Let’s face it, meetings can be like death and taxes – nobody likes them but there’s just no avoiding them. Unless you’re a lumberjack, fisherman, or hermit who works out of your home, it’s extremely unlikely you’re not going to find yourself in a meeting several times throughout the work week.
But they don’t all have to be seemingly endless. In fact, if you are the one running the meeting, there are a few critical strategies that will help keep your meetings focussed and on time. If you can do this, you will not only make your workplace more productive, there’s an excellent chance your coworkers will erect a statue in your honor. So here are five tips to running an effective meeting.
- Have a Clear Objective – The most important thing you can do to keep your meeting running smoothly and effectively is to make the meeting’s purpose crystal clear. The easiest way to have a meeting go sideways is to have everyone arrive with a different idea of what people should be talking about. Circulate an agenda in advance with itemized topics for discussion. This will give your meeting a roadmap that should keep everyone moving in the same direction.
- Invite Only Relevant Stakeholders – If you accomplish point number one and have a clear objective for the meeting, it becomes much easier to identify who does and does not need to attend. Perhaps the meeting is about deciding on a new marketing slogan, or maybe it’s about choosing a site for next year’s conference. Whatever the topic, be sure to invite only the people who need to be there to speak on that topic and reach that decision. One of the biggest mistakes people make is inviting too many people and by doing this they allow the meeting to get sidetracked. Which reminds me…
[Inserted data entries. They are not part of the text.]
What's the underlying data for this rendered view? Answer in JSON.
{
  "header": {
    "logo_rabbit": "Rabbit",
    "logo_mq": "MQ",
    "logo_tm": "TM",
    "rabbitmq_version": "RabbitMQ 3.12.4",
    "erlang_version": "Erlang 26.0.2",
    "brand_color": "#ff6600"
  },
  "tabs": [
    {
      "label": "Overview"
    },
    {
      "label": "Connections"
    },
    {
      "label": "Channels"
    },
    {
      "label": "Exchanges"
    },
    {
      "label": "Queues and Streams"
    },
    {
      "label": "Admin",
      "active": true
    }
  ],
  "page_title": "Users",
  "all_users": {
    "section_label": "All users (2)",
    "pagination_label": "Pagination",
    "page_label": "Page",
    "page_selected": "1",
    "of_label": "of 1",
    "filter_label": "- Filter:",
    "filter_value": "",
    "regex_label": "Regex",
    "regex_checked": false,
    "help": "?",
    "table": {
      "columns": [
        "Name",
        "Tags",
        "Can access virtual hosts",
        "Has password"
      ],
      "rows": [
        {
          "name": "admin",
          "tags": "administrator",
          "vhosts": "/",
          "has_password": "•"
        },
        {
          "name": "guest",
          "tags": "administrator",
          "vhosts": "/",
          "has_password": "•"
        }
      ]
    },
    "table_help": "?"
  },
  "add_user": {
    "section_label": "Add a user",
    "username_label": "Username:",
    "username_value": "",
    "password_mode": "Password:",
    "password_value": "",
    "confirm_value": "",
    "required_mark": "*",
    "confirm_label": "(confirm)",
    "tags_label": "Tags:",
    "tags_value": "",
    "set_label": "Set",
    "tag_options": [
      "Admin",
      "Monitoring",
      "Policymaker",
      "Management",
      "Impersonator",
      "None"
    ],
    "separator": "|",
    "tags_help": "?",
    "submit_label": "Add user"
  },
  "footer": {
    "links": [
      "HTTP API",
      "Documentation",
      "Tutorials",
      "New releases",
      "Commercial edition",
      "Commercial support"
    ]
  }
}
- Never Let the Meeting Get Sidetracked – Again, this is why you have a clear meeting goal and itemized agenda. Inevitably, somebody is going to start a conversation that is not directly relevant to that meeting’s central purpose. This is where you, as the meeting chair, need to pipe in and suggest that they take that conversation “off-line”, which is to say outside of this current meeting. Similarly, if two people start brainstorming about a fresh new idea, as great as the idea may be and you don’t want to step on it, you should gently suggest that they pick up the conversation after the meeting. This goes for anything that arises that is not on the agenda.
- Make Sure Your Meeting Comes in on Time – If you tell somebody you need an hour of their time for an important meeting, make sure that you don’t take two or 2 ½ hours. That’s why I strongly suggest having a timeframe not only for the meeting as a whole, but also for each individual agenda item. That way, if somebody is talking for too long, you can say something like “we only have five more minutes for this conversation so is there anybody else who hasn’t voiced their opinion yet?”
- Hammer Home the Action Items – The last thing you should do as part of your meeting is to go over all of the action items that arose and make sure each person who is supposed to carry out a task is 100% clear on what that task is and by when it needs to be completed. The meeting will have been a waste of time if there was lots of discussion but, in the end, nobody actually took any action as a result of it. By being perfectly clear about who needs to do want and when, all of the great ideas and suggestions that came out of the meeting will be fully realized.